On 2011-01-13, at 8:34 AM, Rudolf Olah wrote:
On Wed, 2011-01-12 at 23:33 -0500, D. J. Penton wrote:
I have to get this off my chest.
I am now seriously obliged to learn OCaml for use in a course in my grad program. In 2010 I just tinkered with the language. But the honeymoon is over.
So far I hate OCaml more than words can say. Maybe it's the book I'm using to learn it. I ordered a different book from Amazon. I hope the new book helps. If not I shall suffer grievously throughout the term. I don't half mind Haskell, but Holy Snapping Assholes, Batman - not OCaml, pleeeeease.
What is it that you hate about it? I tried it out briefly and it looked ok. Something like haskell except imperative/deterministic ;p I liked the pattern matching.

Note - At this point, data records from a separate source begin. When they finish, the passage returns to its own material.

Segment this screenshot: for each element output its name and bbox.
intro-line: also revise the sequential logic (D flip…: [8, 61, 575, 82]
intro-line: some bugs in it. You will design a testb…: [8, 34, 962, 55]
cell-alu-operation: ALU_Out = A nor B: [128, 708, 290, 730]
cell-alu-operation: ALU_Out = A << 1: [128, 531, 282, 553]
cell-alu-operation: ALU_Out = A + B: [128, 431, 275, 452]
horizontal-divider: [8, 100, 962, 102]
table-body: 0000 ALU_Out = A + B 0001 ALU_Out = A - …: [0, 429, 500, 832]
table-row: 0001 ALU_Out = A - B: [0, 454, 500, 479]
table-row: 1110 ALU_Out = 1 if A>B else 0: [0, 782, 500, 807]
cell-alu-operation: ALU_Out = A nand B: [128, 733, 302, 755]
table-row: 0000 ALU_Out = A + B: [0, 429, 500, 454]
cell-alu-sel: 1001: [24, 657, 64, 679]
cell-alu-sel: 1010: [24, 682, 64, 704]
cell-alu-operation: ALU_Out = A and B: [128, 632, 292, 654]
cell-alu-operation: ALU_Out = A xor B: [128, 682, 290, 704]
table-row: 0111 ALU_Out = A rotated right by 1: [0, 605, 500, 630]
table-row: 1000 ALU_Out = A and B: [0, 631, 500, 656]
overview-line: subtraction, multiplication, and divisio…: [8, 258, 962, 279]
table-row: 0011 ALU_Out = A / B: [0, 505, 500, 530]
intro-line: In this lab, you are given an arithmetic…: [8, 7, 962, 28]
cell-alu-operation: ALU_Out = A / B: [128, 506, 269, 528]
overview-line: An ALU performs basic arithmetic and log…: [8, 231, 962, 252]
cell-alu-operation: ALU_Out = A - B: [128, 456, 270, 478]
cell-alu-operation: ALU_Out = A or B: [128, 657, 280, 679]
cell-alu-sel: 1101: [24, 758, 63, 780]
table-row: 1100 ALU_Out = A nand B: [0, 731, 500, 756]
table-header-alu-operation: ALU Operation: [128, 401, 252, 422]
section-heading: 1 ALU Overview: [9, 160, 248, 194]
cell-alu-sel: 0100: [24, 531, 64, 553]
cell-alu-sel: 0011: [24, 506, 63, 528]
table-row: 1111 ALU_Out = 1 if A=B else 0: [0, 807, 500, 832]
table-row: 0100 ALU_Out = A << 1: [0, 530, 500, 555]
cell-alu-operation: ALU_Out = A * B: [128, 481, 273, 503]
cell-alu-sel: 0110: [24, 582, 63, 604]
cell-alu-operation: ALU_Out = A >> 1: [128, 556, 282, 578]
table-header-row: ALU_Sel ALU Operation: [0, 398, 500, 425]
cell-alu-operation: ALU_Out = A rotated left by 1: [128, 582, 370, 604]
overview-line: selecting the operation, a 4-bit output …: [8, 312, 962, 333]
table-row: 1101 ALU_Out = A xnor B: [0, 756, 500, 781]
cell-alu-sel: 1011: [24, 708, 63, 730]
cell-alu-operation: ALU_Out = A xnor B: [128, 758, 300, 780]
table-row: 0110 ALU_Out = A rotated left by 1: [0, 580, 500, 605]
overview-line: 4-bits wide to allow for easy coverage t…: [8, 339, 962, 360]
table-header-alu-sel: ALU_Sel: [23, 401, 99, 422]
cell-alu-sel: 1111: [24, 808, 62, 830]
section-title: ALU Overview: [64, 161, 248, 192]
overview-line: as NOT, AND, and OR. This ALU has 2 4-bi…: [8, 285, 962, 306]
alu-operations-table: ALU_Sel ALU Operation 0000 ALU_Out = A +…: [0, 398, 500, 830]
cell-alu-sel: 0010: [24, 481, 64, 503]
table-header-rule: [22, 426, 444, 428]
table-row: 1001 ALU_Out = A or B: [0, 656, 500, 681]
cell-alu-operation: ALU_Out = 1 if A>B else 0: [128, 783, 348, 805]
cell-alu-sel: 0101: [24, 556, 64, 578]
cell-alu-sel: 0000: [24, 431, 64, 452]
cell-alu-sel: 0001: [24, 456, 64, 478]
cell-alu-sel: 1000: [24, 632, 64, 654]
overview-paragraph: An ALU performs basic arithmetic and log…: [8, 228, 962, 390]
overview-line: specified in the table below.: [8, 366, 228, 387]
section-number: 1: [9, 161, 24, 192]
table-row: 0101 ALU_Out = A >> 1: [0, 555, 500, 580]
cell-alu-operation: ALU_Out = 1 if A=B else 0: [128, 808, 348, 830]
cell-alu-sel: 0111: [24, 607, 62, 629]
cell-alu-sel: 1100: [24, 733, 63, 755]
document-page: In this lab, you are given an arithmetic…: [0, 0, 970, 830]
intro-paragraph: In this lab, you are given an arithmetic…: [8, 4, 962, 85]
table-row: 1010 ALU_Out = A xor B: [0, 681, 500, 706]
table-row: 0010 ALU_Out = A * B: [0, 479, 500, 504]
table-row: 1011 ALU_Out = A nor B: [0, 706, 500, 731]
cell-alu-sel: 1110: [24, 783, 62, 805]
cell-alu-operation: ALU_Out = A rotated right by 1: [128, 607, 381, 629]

I think a lot of what attracts people to functional languages the first time around is simplicity of implementation. This is in the sense that the programming model itself provides the richness, rather than relying on hundreds of different, specific language features being added to the spec/compiler.
OCaml is sort of the C++ of functionally-oriented languages in that there are a huge number of features built right into the language, each with their own specific syntax. This can get frustrating when you accidentally misuse your intended syntax and stumble into a feature that you didn't even know about. When you compound this with the fact that the error messages from the compiler aren't the greatest (at least they weren't during my last, circa-2008 experience), it does feel sort of plodding.
I am one of those people that loves OCaml for its quirks. However, I can appreciate why the haters continue to hate on it :)
-Debo
Disclaimer -- I have never done anything significant in Common Lisp; I've always restricted myself to a Scheme of one flavour or another. So it's possibly that my comments about both syntactic and general simplicity are off base.